Now, assume $R$ is not trivial. Wherever I write $I \subset R$, I mean that $I$ is an ideal.
$R$ simple ring $\iff \{0_R\}$ is a maximal ideal of $R$
$ \iff\forall I \subset R: I \neq R: (\{0_R\} = I \lor \{0_R\} \not\subset I)$
$\iff \forall I \subset R: I \neq R: \{0_R\} = I$
$\iff$ the only ideals in $R$ are $\{0\}$ and $R$
$\iff R$ is a division ring
Where is my mistake? I just 'proved' that $R$ simple ring $\iff R$ division ring and this result is false.
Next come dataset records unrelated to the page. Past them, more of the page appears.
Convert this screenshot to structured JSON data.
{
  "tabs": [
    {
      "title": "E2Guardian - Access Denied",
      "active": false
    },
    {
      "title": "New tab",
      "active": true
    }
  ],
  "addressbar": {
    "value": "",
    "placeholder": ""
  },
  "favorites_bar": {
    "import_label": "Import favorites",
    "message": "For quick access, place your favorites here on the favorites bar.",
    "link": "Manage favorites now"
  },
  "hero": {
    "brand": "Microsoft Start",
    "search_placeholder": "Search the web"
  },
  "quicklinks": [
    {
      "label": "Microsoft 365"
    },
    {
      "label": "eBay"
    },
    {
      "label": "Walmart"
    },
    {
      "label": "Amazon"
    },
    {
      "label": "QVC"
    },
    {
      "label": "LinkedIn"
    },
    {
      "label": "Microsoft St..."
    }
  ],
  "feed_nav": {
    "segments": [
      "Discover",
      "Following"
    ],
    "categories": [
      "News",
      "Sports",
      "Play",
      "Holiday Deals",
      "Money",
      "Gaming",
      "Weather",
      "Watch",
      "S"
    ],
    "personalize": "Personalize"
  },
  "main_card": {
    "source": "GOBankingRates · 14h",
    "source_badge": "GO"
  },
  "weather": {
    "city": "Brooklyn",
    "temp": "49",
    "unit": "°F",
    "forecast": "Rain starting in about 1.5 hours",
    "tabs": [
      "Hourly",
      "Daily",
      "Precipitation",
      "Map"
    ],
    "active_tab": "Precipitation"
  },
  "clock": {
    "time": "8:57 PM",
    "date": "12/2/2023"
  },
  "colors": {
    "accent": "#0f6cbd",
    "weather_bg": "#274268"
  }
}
The mistake is in the last step. $R$ is a division ring if and only if the only one-sided (left or right) ideals of $R$ are $\{0\}$ and $R$.
If $D$ is a division ring, it is not too difficult to show that the matrix ring $M_n(D)$ is simple. You can easily see that any non-zero ideal will have matrices with a single non-zero entry. Matrix products from left/right then move that non-zero entry to any location you want, and you are done.
Observe that such matrix rings have non-trivial one-sided ideals. The set consisting of matrices with certain rows (resp. columns) all zeros form a right (resp. left) ideal.